This is a re-post from a piece I wrote on 9/11/2015.
Today is that day.
For me this is a day full of emotion and an ominous mind.
I look out my front window and see almost exactly what I saw on that day years ago, a green field and that same cerulean sky, crystal clear and empty.
“The innocence of a clear September sky.” That phrase, which I read in the days after 9/11 has embedded itself in my memory. It is immovable. It is as much a part of this day as the leaves outside my window beginning to turn.
I usually spend this day in silent lamentations for lives lost, innocence lost and for dreams shattered. As a nation we had been innocent of violence brought by others on our own soil for a very long time. The events of that day brought the harsh presence of sharp reality into our conscience. Our dream of innocence was not just ended, it was torn away with such violence that it left us disoriented, gasping, instantly and hyper-awake in a new world.

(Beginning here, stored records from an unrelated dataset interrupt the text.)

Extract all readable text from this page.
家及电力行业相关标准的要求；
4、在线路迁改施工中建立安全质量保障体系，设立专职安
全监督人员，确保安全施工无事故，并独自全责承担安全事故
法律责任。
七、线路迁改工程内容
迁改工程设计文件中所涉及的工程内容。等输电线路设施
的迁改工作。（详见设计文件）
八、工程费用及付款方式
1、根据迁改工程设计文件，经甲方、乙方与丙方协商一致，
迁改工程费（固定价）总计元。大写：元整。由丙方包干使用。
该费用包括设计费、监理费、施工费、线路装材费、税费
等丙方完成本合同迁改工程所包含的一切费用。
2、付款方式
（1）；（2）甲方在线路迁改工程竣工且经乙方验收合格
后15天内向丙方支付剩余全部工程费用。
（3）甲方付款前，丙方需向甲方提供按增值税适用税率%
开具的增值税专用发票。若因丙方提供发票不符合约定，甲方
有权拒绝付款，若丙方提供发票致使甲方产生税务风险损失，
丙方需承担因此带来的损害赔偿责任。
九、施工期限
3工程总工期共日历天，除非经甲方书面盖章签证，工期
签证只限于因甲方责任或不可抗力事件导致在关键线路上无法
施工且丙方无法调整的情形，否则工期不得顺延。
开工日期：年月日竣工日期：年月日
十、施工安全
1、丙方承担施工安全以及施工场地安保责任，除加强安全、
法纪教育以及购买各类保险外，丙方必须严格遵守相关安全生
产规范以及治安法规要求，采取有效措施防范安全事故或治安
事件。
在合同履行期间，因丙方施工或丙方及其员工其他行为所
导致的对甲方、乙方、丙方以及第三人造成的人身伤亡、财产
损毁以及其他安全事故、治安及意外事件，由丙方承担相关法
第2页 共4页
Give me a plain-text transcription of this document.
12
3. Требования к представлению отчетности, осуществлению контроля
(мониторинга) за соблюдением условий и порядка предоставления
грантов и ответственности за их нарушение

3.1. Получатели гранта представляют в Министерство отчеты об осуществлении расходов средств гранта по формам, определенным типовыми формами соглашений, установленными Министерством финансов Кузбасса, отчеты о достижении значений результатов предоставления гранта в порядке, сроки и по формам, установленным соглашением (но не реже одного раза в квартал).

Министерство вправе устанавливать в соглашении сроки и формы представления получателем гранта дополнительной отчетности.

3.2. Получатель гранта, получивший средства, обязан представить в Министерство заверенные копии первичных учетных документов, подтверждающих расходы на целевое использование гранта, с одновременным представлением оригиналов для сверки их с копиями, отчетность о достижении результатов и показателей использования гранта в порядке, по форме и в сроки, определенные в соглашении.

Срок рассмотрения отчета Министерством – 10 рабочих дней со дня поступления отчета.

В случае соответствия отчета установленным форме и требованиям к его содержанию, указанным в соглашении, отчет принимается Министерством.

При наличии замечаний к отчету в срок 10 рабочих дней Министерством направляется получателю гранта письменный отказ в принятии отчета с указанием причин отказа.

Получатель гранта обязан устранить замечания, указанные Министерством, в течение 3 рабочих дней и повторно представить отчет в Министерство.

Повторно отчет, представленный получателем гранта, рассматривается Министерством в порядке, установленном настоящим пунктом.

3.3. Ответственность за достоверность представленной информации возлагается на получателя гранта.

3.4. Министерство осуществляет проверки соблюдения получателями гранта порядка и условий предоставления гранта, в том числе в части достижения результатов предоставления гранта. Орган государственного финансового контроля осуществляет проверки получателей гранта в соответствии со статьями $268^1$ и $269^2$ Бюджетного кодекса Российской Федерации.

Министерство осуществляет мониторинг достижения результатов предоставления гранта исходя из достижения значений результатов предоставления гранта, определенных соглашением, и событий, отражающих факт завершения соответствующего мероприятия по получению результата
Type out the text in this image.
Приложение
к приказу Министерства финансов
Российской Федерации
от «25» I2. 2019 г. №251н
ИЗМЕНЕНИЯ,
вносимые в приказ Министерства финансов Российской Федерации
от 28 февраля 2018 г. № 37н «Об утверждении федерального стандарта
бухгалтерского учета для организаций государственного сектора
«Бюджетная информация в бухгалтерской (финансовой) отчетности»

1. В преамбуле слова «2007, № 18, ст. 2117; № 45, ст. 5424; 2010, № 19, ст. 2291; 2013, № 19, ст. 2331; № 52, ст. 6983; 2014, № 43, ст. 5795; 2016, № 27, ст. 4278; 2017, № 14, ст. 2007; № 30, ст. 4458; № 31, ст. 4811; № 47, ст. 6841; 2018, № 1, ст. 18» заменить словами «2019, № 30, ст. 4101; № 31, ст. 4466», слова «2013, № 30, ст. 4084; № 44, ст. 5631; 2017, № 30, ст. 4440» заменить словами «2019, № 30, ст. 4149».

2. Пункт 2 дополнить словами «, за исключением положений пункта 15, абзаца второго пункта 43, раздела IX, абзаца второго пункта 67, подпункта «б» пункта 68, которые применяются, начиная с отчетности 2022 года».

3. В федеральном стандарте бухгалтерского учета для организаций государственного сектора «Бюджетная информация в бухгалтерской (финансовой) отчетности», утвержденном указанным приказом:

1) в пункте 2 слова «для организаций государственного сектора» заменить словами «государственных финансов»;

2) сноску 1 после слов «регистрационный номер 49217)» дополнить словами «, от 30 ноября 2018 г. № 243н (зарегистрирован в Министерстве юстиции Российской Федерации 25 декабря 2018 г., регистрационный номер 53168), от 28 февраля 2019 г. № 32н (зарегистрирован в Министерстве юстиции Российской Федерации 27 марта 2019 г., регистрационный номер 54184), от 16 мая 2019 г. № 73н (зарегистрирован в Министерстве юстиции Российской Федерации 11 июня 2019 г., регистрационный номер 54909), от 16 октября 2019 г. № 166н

All the formerly perceived insulation that we had from the shadowy ‘them’ was gone. The shattering left behind a world hardened, turned sharp and jagged. A once forgiving scenery now catches and cuts. The world we suddenly perceived as dangerous.
But, in truth, nothing changed except the loss of our earlier perception. The world for all that we think and fear, is no more dangerous a place than it was.
We had grown so comfortable in our safe isolation that we thought ourselves inviolate. Voices who counseled caution were duly entertained and then dismissed. Much as a parent might try to counsel a teen. Our perception of the world was all the world. We were invulnerable.
When truth came home, our world fell around us. I think we all died a little that day. Even the hollow cynics who held themselves aloof and whispered “we warned you”, even they can point to the place in their chest where a hole now exists.
Time has passed. A monument was erected. The names of the lost are remembered. New towers go up, a symbol of hope, but empty. Perhaps, they are more angry defiance.
We, the greater we, are still lost. What was ripped from us fourteen years ago cannot be restored. But with our innocence we also lost ourselves. Our generosity is buried. Our faith in our neighbor is torn. We, who once lit a lamp for the masses of the world now seek to bar those doors. We talk of walls between us and our neighbors.
A nation that once stood for individuality, equity and unity now huddles in on itself, clutching at anything old and familiar. Trying to make ourselves small and innocent and protected by something bigger than ourselves, so that we can never be hurt again.
We are afraid. We have rarely been a nation afraid and never for so long. Somewhere in the rubble, or lifted in the dust of that day is the American Spirit.
That spirit that says we are different. Each of us comes to this nation with a different story: the Jew; the atheist; the queer; the Christian; the black; the trans; the Muslim; the white; the intellect; the faithful. We are all different and we embrace our neighbor, different as they might be, because we are American.
That spirit founded a nation like no other. A place where there was space for all. A place that looked beyond color and creed to a person’s character. Where reason and faith could both flourish. That spirit brought us through two world wars, pandemic and civil strife. It took us to the moon. And we were stronger for it. The spirit created a nation where ingenuity was rewarded and social equity was valued.
We need to find that spirit, that meaning of American again. We crouch in fear so afraid of being hurt again. We allow the government to spy on us, we arm ourselves, we see disagreement as treason. Fear has us on a leash. And we have accepted this, because it restores our illusion of safety.
We need to find that spirit. The one that let us stand up and face the uncertainty of the world. We need to find that spirit that allows us to say “My belief in my fellow Americans is stronger than our differences.” For only when we give up our fear, and embrace our brothers and sisters can we move forward out of this oppressive and shadowed place and back into the light of freedom.